Nafkah Janda pada Siapa?

Assalamu’alaikum wr. wb.
Banyak janda baik karena bercerai atau suaminya meninggal yang terpaksa harus bekerja keras untuk menafkahi diri dan anak-anaknya. Tidak sedikit dari mereka hidup dalam kesulitan karena tidak ada yang menanggung nafkah, terlebih dalam situasi ekonomi yang sulit seperti saat ini. Siapa sebenarnya yang bertanggung jawab menafkahi janda dan anak-anaknya?
Ibu Nurani dari Lampung

Wa’alaikumussalam wr. wb.
Semoga Allah SWT merahmati Bu Nurani dan semua pembaca Suara Mubalighah.

Tidak bisa dipungkiri, realitas hari ini banyak janda baik karena suami meninggal atau terpaksa bercerai harus menanggung beban hidup yang tidak ringan. Mereka harus mengasuh dan mendidik anak-anak ketika masih memiliki anak-anak kecil, sekaligus mencari nafkah untuk dirinya sendiri dan anak-anaknya karena tidak lagi ada yang menafkahi. Tak jarang dengan kondisi kesulitan ekonomi, anak-anak dari ibu yang janda tidak mendapatkan pengasuhan dan pendidikan yang baik karena sang ibu sibuk mencari nafkah. Pun tidak jarang mantan suami berlepas tangan dari kewajiban nafkah terhadap anak-anak yang diasuh oleh mantan istrinya, baik karena mantan suami kesulitan ekonomi juga rendahnya tanggung jawab terhadap anak-anaknya. Serta tidak sedikit juga menjadi janda karena suami meninggal dunia dan tidak meninggalkan harta waris untuk dirinya dan anak-anaknya. Itulah realitas kehidupan para janda di kehidupan kapitalis saat ini.

Ini akan sangat berbeda apabila Islam diterapkan dalam kehidupan keluarga-keluarga muslim, terlebih lagi bila diterapkan dalam pengaturan negara. Islam menetapkan perempuan baik berstatus anak, istri, ibu, ataupun janda dinafkahi oleh bapak, wali, atau suaminya. Dalam Islam, selamanya perempuan dinafkahi dan tidak memiliki kewajiban menafkahi baik untuk dirinya sendiri apalagi untuk keluarga dan anak-anaknya. Allah SWT menetapkan nafkah anak baik anak laki-laki maupun perempuan pada bapaknya,

وَعَلَى الْمَوْلُودِ لَهُ رِزْقُهُنَّ وَكِسْوَتُهُنّ بِالْمَعْرُوفِ
“Dan kewajiban ayah menanggung nafkah dan pakaian mereka dengan cara yang patut.” (QS. Al-Baqarah: 33)

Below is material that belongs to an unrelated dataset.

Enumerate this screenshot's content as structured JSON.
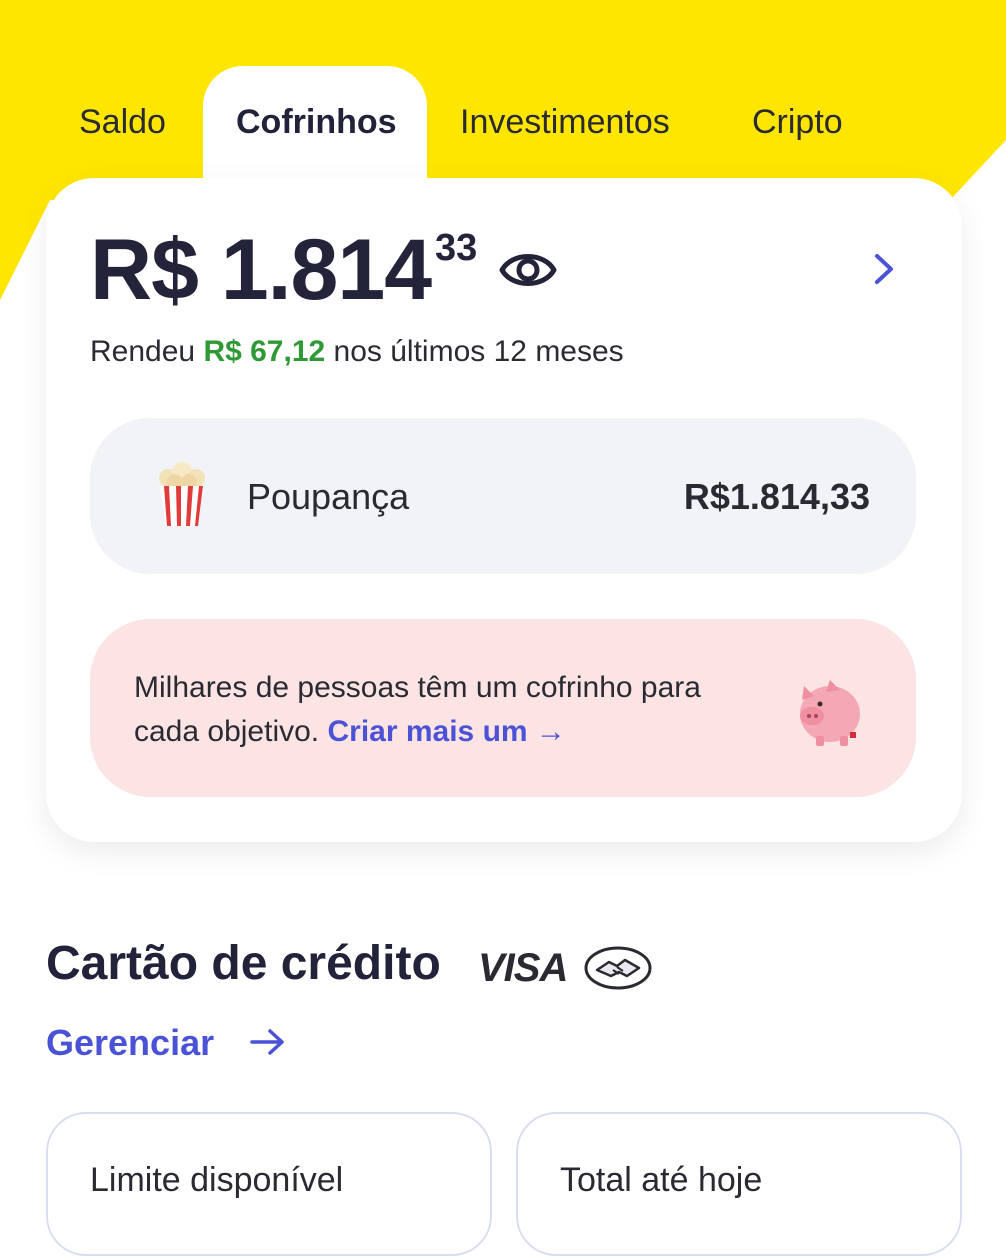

Rasulullah saw. menegaskan kewajiban nafkah ini dengan membolehkan istri mengambil harta suami tanpa seizinnya apabila suami (bapak) bersifat kikir hingga tidak mencukupi kebutuhan istri dan anaknya. Rasul saw. bersabda,

خُذِي مَا يَكْفِيْكِ وَ وَلَدَكِ بِالْمَعْرُوْفِ
“Ambillah (dari harta suamimu) apa yang mencukupimu dan anak-anakmu dengan cara yang baik.” (HR. Bukhari dan Muslim)

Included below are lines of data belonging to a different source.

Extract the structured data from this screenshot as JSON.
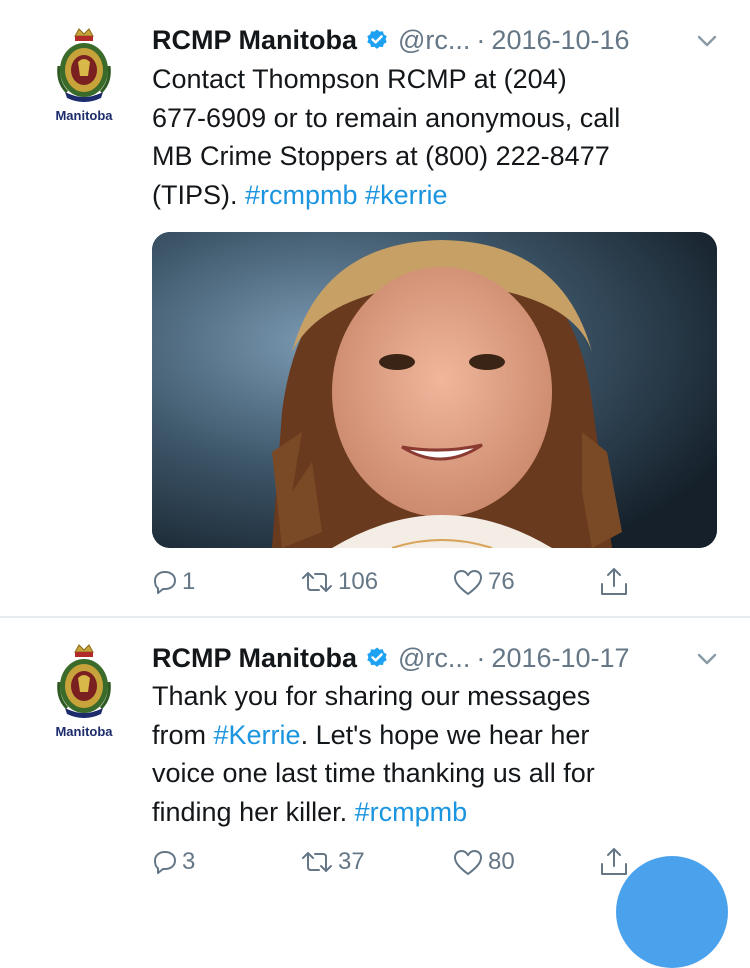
{
  "tweets": [
    {
      "author": {
        "name": "RCMP Manitoba",
        "handle": "@rc...",
        "avatar_label": "Manitoba",
        "verified": true
      },
      "separator": "·",
      "date": "2016-10-16",
      "text_lines": [
        [
          {
            "text": "Contact Thompson RCMP at (204)",
            "type": "text"
          }
        ],
        [
          {
            "text": "677-6909 or to remain anonymous, call",
            "type": "text"
          }
        ],
        [
          {
            "text": "MB Crime Stoppers at (800) 222-8477",
            "type": "text"
          }
        ],
        [
          {
            "text": "(TIPS). ",
            "type": "text"
          },
          {
            "text": "#rcmpmb",
            "type": "hashtag"
          },
          {
            "text": " ",
            "type": "text"
          },
          {
            "text": "#kerrie",
            "type": "hashtag"
          }
        ]
      ],
      "has_media": true,
      "actions": {
        "replies": "1",
        "retweets": "106",
        "likes": "76"
      }
    },
    {
      "author": {
        "name": "RCMP Manitoba",
        "handle": "@rc...",
        "avatar_label": "Manitoba",
        "verified": true
      },
      "separator": "·",
      "date": "2016-10-17",
      "text_lines": [
        [
          {
            "text": "Thank you for sharing our messages",
            "type": "text"
          }
        ],
        [
          {
            "text": "from ",
            "type": "text"
          },
          {
            "text": "#Kerrie",
            "type": "hashtag"
          },
          {
            "text": ". Let's hope we hear her",
            "type": "text"
          }
        ],
        [
          {
            "text": "voice one last time thanking us all for",
            "type": "text"
          }
        ],
        [
          {
            "text": "finding her killer. ",
            "type": "text"
          },
          {
            "text": "#rcmpmb",
            "type": "hashtag"
          }
        ]
      ],
      "has_media": false,
      "actions": {
        "replies": "3",
        "retweets": "37",
        "likes": "80"
      }
    }
  ],
  "icons": {
    "verified": "verified-badge-icon",
    "menu": "chevron-down-icon",
    "reply": "reply-icon",
    "retweet": "retweet-icon",
    "like": "heart-icon",
    "share": "share-icon",
    "avatar": "rcmp-crest-icon",
    "compose": "compose-fab"
  },
  "colors": {
    "text": "#14171a",
    "secondary": "#657786",
    "link": "#1b95e0",
    "verified": "#1da1f2",
    "separator": "#e6ecf0",
    "fab": "#4aa1ec"
  }
}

As-Shan’ani menuliskan dalam kitab Subulus Salam 2/325, “Mayoritas ulama berpendapat, bahwa kewajiban memberikan nafkah kepada anak itu sampai usia baligh atau sampai menikah bagi anak perempuan. Kemudian setelah itu, tidak ada tanggungan kewajiban nafkah atas bapak, kecuali jika anaknya sakit-sakitan.”

Ketika anak laki-laki telah baligh dan memiliki kemampuan untuk menafkahi dirinya, maka kewajiban nafkah orang tua telah gugur. Adapun untuk anak perempuan yang telah menikah, maka nafkah akan beralih kepada suaminya.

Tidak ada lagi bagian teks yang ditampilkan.